Entretien et réparation : bientôt la fin du monopole des constructeurs sur certaines pièces auto

Un projet de loi visant à mettre fin au monopole des constructeurs automobiles sur les pièces dites « captives » serait dans le collimateur de l’Autorité de la concurrence en France (ADLC). D’après la Fédération de la Distribution Automobile (FEDA), cela permettrait aux automobilistes de réduire le montant de leur facture chez le garagiste d’environ 17,5 %.

Vers la fin du monopole des constructeurs dans la filière automobile

Généralement, faire réparer son véhicule chez un garagiste est synonyme d’ennuis financiers. La plupart du temps, ces sommes faramineuses s’expliquent par le fait que les réparateurs soient obligés de se fournir en pièces de carrosserie neuves d’origine et estampillées par les constructeurs. Ce nouveau projet de loi concerne les pièces « captives », dont le constructeur a un droit de propriété intellectuelle.

Il s’agit principalement des pièces de carrosserie. En mettant fin au monopole des constructeurs sur ces composants, les automobilistes français pourraient prochainement voir leurs dépenses liées aux réparations et à l’entretien de leur véhicule diminuer considérablement. En somme, l’objectif de ce projet de loi est de libéraliser le marché des pièces de carrosserie visibles.

Les pièces de rechange automobiles sur le devant de la scène

Le magasinage et les pièces de rechange automobiles (PRA) représentent un secteur en forte progression dans l’Hexagone. Bien que les pièces de carrosserie, telles que les phares ou les rétroviseurs, soient encore sous l’emprise des constructeurs, de nombreuses pièces de rechange automobiles sont proposées par des réseaux de distribution sur Internet.

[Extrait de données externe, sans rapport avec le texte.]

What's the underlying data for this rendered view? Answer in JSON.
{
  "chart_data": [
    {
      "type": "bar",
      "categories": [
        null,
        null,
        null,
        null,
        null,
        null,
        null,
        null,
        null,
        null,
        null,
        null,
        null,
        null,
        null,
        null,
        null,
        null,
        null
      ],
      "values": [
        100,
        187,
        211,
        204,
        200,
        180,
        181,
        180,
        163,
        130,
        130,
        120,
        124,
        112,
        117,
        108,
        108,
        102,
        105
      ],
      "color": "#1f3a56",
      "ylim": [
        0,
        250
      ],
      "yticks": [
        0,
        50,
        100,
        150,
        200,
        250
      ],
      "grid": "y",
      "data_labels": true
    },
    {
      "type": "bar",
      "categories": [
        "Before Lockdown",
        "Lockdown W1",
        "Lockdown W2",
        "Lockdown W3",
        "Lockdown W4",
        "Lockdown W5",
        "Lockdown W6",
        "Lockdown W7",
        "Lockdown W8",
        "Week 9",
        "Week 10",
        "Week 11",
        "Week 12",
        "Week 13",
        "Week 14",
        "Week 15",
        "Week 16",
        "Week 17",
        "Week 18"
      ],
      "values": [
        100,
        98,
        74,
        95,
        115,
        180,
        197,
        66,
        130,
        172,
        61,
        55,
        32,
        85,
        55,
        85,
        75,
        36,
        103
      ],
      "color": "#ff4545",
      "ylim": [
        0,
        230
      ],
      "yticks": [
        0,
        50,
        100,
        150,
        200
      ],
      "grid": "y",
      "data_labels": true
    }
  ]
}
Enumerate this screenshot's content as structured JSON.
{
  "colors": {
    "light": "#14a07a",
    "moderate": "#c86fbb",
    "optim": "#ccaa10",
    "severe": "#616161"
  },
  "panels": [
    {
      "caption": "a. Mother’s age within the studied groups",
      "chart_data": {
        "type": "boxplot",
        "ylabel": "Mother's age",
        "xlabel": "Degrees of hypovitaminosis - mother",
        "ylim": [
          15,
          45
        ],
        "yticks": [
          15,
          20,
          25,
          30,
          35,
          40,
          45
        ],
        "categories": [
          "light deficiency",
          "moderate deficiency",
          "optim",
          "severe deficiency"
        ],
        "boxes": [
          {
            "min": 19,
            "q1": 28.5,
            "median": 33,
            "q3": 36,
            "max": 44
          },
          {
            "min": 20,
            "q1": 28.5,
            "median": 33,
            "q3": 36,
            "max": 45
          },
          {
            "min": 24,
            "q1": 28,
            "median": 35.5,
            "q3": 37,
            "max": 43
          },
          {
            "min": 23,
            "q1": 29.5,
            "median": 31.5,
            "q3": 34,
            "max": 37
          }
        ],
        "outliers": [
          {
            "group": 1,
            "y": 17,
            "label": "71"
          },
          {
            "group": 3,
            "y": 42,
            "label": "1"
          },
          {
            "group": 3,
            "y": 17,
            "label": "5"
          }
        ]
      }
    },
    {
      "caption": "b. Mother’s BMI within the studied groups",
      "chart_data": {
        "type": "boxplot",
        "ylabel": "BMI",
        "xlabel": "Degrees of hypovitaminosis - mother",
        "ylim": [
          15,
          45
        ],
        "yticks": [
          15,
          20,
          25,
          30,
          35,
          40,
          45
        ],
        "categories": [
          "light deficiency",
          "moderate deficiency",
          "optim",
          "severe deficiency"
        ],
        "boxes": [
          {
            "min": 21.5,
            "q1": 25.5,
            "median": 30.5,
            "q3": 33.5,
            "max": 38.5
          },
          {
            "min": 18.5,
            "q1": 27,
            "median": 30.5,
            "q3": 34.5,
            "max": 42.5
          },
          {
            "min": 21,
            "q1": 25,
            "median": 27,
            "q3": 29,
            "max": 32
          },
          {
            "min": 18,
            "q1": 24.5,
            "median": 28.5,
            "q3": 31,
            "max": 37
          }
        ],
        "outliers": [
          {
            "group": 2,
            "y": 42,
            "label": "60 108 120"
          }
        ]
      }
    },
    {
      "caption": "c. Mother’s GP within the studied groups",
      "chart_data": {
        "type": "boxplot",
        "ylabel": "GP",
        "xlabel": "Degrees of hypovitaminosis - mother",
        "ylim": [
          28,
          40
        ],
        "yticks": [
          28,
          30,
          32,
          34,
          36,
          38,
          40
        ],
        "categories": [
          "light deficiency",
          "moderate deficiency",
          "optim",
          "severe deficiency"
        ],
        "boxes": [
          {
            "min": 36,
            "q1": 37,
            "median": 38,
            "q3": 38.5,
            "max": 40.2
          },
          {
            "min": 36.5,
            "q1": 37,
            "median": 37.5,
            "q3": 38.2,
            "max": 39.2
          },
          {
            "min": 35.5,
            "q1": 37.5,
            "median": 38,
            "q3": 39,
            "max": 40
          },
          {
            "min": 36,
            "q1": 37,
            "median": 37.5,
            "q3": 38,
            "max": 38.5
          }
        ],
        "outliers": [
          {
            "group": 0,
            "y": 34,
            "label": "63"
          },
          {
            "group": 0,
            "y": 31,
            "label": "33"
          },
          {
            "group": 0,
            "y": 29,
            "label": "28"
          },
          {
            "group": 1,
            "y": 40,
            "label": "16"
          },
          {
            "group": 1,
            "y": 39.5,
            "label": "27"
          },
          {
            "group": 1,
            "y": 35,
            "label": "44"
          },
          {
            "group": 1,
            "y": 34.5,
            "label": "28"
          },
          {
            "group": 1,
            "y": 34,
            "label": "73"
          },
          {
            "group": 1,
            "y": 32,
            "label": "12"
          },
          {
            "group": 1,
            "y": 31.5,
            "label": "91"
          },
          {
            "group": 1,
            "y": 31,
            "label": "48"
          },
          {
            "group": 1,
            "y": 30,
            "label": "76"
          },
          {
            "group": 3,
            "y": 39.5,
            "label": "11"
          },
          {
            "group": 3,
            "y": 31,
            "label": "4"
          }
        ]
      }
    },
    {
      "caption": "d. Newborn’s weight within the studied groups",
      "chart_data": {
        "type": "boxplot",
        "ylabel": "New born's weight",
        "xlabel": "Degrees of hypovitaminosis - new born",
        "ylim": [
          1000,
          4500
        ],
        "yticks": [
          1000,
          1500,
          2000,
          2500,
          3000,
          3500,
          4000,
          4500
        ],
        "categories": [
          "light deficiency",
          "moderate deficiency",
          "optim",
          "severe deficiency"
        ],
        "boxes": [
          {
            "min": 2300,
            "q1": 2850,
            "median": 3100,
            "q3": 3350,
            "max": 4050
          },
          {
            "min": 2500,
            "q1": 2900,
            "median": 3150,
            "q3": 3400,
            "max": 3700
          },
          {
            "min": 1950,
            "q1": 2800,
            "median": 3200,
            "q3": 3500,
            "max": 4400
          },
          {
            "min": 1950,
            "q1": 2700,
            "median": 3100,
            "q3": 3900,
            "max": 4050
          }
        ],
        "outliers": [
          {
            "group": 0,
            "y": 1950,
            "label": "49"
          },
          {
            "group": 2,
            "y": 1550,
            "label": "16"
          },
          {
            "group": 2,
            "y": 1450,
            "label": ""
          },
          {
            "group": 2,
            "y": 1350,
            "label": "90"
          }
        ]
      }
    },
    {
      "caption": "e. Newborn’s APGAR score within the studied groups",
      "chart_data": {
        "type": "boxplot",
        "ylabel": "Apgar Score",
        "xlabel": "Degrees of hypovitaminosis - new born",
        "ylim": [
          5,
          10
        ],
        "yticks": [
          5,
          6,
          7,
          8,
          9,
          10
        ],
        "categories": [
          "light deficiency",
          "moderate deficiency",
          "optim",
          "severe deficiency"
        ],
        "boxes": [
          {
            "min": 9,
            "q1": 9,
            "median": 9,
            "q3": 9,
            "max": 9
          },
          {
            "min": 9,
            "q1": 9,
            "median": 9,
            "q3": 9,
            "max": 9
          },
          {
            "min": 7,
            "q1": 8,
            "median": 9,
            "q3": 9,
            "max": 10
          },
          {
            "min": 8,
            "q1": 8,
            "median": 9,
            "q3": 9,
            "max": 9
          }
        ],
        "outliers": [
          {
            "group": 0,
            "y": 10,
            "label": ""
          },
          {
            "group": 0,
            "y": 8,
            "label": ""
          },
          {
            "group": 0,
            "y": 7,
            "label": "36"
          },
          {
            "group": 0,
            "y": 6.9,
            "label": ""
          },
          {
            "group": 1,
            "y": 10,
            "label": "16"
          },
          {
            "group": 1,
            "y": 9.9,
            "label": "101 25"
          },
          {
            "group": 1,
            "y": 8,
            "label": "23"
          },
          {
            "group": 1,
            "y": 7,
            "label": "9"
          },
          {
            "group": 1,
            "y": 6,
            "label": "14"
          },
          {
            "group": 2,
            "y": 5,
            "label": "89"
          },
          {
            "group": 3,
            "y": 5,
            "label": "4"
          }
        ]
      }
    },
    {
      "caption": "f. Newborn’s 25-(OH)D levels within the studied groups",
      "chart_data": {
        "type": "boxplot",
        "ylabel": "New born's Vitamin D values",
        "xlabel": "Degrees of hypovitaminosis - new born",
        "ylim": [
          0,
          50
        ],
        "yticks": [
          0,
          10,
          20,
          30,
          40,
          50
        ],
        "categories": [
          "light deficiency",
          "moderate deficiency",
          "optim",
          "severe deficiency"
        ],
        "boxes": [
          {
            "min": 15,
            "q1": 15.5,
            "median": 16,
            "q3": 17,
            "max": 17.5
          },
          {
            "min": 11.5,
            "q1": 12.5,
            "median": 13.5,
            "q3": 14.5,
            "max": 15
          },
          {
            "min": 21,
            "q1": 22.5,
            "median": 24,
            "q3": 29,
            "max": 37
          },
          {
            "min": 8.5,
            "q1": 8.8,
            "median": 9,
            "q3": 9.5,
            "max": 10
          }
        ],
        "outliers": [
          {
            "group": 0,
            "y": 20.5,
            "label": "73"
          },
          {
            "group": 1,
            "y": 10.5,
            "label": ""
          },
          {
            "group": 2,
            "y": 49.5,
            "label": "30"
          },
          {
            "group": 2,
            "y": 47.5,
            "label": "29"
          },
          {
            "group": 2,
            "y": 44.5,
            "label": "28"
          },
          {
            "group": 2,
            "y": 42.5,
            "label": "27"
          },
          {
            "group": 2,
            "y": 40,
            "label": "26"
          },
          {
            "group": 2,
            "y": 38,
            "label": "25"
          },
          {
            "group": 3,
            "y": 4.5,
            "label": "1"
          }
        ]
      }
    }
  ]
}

Les particuliers ont, par exemple, la possibilité de commander une pièce détachée via un site spécialisé dans la pièce auto. Ces composants, qui peuvent être commandés en ligne, répondent aux mêmes normes de sécurité que les pièces d’origine des constructeurs. À titre informatif, ces éléments destinés à l’entretien et à la réparation automobile, sont distribués aux réparateurs automobilistes par les constructeurs ou par les distributeurs indépendants.

Zoom sur le marché de la pièce de rechange automobile

Depuis quelques années, le marché des ventes de pièces de rechange automobiles est en plein essor. Avec une dizaine de milliards d’euros de chiffre d’affaires réalisés il y a quelques années, le marché de la PRA est fructueux. Selon des études menées par l’Agence nationale des fréquences (ANFR), les pièces concurrencées ont été beaucoup plus vendues que les pièces « captives ». Voici plusieurs éclairages sur les différentes catégories de pièces automobiles proposées sur le marché.

Deux catégories principales de pièces automobiles se distinguent

On distingue aujourd’hui deux catégories de pièces dans la filière automobile : les pièces neuves et les pièces rénovées ou d’occasion.

Les pièces neuves

Cette catégorie regroupe les pièces captives, les pièces semi-captives, ainsi que les pièces concurrencées. Les pièces dites « captives » sont conçues par le constructeur ou un sous-traitant. Comme mentionné précédemment, le constructeur jouit d’un droit de propriété intellectuelle (Eurodesign) et cela concerne surtout les pièces de carrosserie.

Les pièces semi-captives sont élaborées par un équipementier d’origine et peuvent être commercialisées au canal indépendant selon les modalités d’un contrat spécifique. Bien souvent, il s’agit des vitrages ou des pièces d’optique. Ensuite, viennent les pièces concurrencées qui ne font pas partie de la réglementation Euro Design. Ces dernières peuvent être soit fabriquées par le constructeur, soit provenir d’un équipementier. Dans le cas où la pièce est fabriquée par un sous-traitant automobile, on parle d’une pièce « adaptable ».

Les pièces rénovées ou d’occasion

Il s’agit des pièces rénovées et des pièces de réemploi. Dans cette catégorie, on retrouve les pièces dites « échange standard » qui ont été reconditionnées au sein d’une usine du constructeur, ainsi que les pièces dites « échanges rénovation », rénovées au préalable dans des ateliers prévus à cet effet. Le processus de fabrication est suivi par le fabricant. Enfin, on distingue aussi les pièces de réemploi qui sont récupérées sur des voitures destinées à la casse.